The breakup of Switzerland's oldest bank Wegelin on Friday shows the need to settle a dispute with U.S. authorities over tax cheats hiding cash in secret Swiss accounts, the finance minister said on Saturday.
"It is very regrettable," Eveline Widmer-Schlumpf told journalists at the World Economic Forum of the decision by Wegelin to break itself up in the face of possible indictment on charges the bank helped wealthy Americans to evade taxes.
"This development shows how important it is that we come to solutions in the discussions, negotiations with the United States, which hopefully prevent other banks getting into a similar situation," she said.
The U.S. Justice Department is probing 11 Swiss banks, including Credit Suisse, Julius Baer, and Basler Kantonalbank.
"I don't know whether other banks are in a similar or same situation ... but what I know is that various banks are being threatened by the United States with prosecution and we will try to do everything ... to come to a solution," Widmer-Schlumpf said.
Switzerland has been lobbying for a year to get the investigations dropped in return for the payment of a hefty fine and the transfer of names of thousands of U.S. bank clients suspected of dodging taxes.
UBS paid $780 million to settle U.S. criminal charges in 2009 and also turned over the names of 4,500 clients.
Widmer-Schlumpf, who held talks in Davos this week with U.S. Treasury Secretary Timothy Geithner, said she hoped to reach a deal in the coming months, but declined to comment on the size of the fines under discussion for Swiss banks.
"It is up to the financial institutions to say how much they are prepared to pay. It is not up to the state," she said.
Switzerland struck deals last year with Britain and Germany that would allow their citizens to pay tax on secret accounts without revealing their identities, although these are being challenged by the European Commission, which wants to force Switzerland to accept an automatic exchange of bank information.
Widmer-Schlumpf, who also holds the rotating Swiss presidency, said the European Unon had signaled to Switzerland it wanted to discuss a general accord with the bloc.
Franc Cap Accepted, Respected
Separately, Widmer-Schlumpf reiterated the determination of the Swiss National Bank to defend the 1.20 per euro cap on the franc it imposed last year even after the resignation of former bank chief Philipp Hildebrand over a currency-trading scandal.
"They have said they will do everything to pursue this policy, so the signal is clear," she said.
"We see today that 1.20 is accepted, is respected.

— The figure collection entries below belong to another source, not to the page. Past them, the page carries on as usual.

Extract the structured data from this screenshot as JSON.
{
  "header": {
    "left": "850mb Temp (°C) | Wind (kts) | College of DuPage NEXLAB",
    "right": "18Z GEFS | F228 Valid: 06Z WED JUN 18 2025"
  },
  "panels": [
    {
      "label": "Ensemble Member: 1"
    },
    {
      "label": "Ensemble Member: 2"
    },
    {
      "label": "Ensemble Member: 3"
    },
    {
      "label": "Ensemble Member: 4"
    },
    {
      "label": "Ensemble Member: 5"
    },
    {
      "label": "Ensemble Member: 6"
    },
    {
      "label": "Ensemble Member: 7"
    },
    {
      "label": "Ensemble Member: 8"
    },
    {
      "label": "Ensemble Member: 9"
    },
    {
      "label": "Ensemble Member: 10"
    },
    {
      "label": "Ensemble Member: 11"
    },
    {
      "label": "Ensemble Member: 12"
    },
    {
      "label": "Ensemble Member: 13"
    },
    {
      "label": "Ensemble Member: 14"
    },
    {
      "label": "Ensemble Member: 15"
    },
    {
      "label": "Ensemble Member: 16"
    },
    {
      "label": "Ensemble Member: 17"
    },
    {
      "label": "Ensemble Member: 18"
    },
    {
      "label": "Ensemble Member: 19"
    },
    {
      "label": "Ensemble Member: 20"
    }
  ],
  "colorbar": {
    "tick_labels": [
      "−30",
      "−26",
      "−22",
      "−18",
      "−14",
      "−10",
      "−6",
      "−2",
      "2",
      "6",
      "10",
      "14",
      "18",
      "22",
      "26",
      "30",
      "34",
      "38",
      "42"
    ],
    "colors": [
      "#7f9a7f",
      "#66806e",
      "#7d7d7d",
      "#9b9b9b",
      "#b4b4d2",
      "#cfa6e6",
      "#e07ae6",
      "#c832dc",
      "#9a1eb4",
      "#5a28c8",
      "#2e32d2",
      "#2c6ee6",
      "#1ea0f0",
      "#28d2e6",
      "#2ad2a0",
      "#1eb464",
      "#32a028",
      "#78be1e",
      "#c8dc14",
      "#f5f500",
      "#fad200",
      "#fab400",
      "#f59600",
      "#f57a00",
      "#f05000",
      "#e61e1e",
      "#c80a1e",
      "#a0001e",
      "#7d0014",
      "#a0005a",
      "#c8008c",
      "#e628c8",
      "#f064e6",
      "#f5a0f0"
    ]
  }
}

Whether the national bank decides sometime to move it, it will have to examine itself and whether it can be defended. That is not up to politicians, that is up to the national bank."
Thomas Jordan, SNB vice chairman who took over as interim head after Hildebrand stepped down, has vowed to defend the cap and said the SNB would take further steps should the economic outlook and deflationary risks make them necessary.
"Mr. Jordan is doing an excellent job," Widmer-Schlumpf said, adding she hoped the SNB's supervisory council would make a proposal as quickly as possible over who should replace Hildebrand permanently.